Lately I’ve noticed a trend regarding authenticity in some of our churches. We’ve rightly rejected an emphasis on an outer appearance of holiness if it doesn’t match the real state of a person’s heart. Instead, we honestly acknowledge our brokenness. A lot.
It’s good to get real about the truth of our condition. But what would happen if we focused less on downgrading our exterior emphasis on holiness, and more on upgrading the interior possibility of it?
What if we were to not only unveil our faces, but “with unveiled faces contemplate the Lord’s glory” until we discover that through Jesus we “are being transformed into His image with ever-increasing glory, which comes from the Lord” (2 Corinthians 3:18)?
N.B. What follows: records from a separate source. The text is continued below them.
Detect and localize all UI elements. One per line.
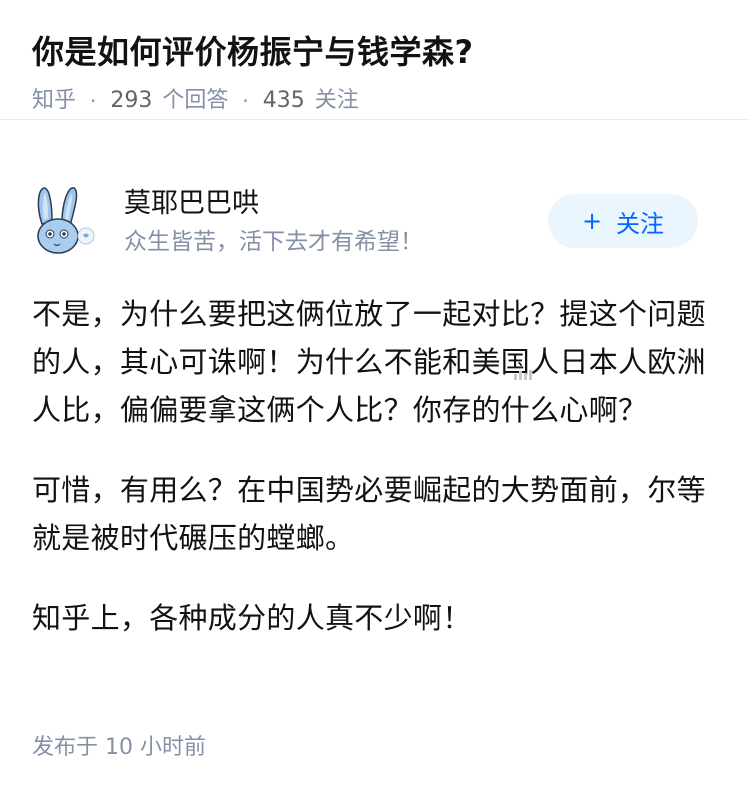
plus-icon: + xyxy=(581,207,603,235)
answer-content: 不是，为什么要把这俩位放了一起对比？提这个问题的人，其心可诛啊！为什么不能和美国… xyxy=(32,290,722,674)
watermark-icon xyxy=(514,370,532,380)
followers-count: 435 xyxy=(262,88,305,113)
author-signature: 众生皆苦，活下去才有希望！ xyxy=(124,229,423,255)
follow-label: 关注 xyxy=(616,209,665,238)
author-card: 莫耶巴巴哄 众生皆苦，活下去才有希望！ + 关注 xyxy=(32,180,718,272)
author-name[interactable]: 莫耶巴巴哄 xyxy=(124,186,259,222)
answer-paragraph: 知乎上，各种成分的人真不少啊！ xyxy=(32,601,472,635)
answer-paragraph: 不是，为什么要把这俩位放了一起对比？提这个问题的人，其心可诛啊！为什么不能和美国… xyxy=(32,297,706,427)
bunny-avatar-icon xyxy=(37,187,95,254)
avatar[interactable] xyxy=(32,184,98,260)
question-header: 你是如何评价杨振宁与钱学森? 知乎 · 293 个回答 · 435 关注 xyxy=(0,0,750,120)
answer-paragraph: 可惜，有用么？在中国势必要崛起的大势面前，尔等就是被时代碾压的螳螂。 xyxy=(32,473,706,555)
answers-count: 293 xyxy=(110,88,153,113)
separator-dot: · xyxy=(242,89,249,113)
separator-dot: · xyxy=(90,89,97,113)
publish-time: 发布于 10 小时前 xyxy=(32,735,206,760)
question-meta: 知乎 · 293 个回答 · 435 关注 xyxy=(32,86,718,116)
follow-button[interactable]: + 关注 xyxy=(548,194,698,248)
source-label[interactable]: 知乎 xyxy=(32,86,76,116)
followers-label[interactable]: 关注 xyxy=(315,86,359,116)
question-title[interactable]: 你是如何评价杨振宁与钱学森? xyxy=(32,30,718,74)
answers-label[interactable]: 个回答 xyxy=(162,86,228,116)
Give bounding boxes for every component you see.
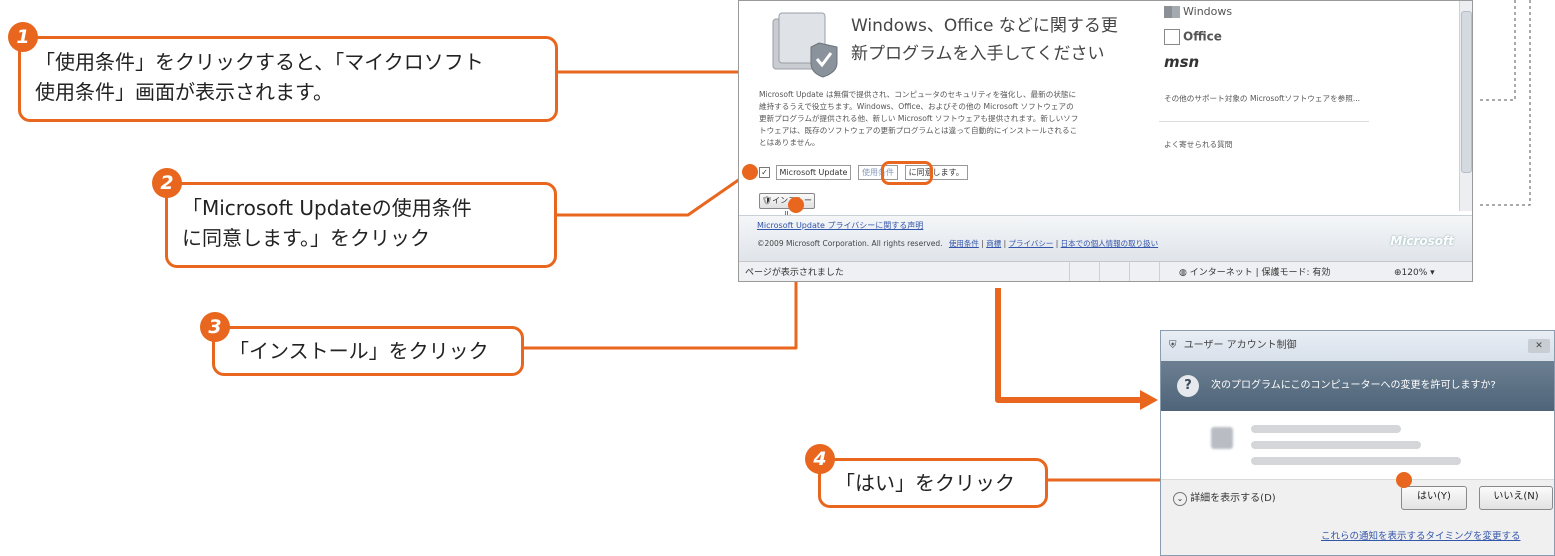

If we are intentional about allowing Jesus to gradually transform us into His image, I suspect two radical things will happen.
First, we’ll actually grow in holiness. We’ll begin to authentically want to do and be what we might have previously been tempted to fake. This won’t make us pretentious. The more we are transformed, the clearer we will see our brokenness.
The Apostle Paul, the man who called himself the “foremost sinner” (1 Timothy 1:16) was also sure enough of the transforming work of Jesus that he could confidently tell others, “Follow my example, as I follow the example of Christ” (1 Corinthians 11:1). We can expect to become authentically humble and genuinely holy at the same time.
Second, we’ll discover, in the words of C. S. Lewis, “The more we let God take us over, the more truly ourselves we become.”
I used to read John the Baptist’s cry — “He must increase, but I must decrease!” (John 3:30, KJV) — and imagine my own personality receding into a generic state of Christlikeness. But John only became more completely his confrontational, unshaven, locust-eating self in Jesus’ presence — holy, but in an authentically John the Baptist sort of way.
Holiness is, among other things, a wholeness given to us by God. We should expect to become more wholly ourselves as God works within us.
I’m writing these words fresh from a funeral for a woman named Heather. A sudden illness took her from us, and we mourned the awful rupture of her departure. But we also laughed as we celebrated Heather’s wonderful peculiarities.
She was a five-foot-nothing dynamo, a neat freak known for pulling out a Swiffer at red lights to clean her car’s dashboard, a woodworking genius who asked her husband for wrenches rather than roses. Her pastor told us this: “Heather,” he promised, “is more Heather now than she ever has been.”
For the disciple of Jesus, authenticity is not so much a buzzword — it is a destiny.
From July/August 2016 issue of Faith Today. Shared with permission.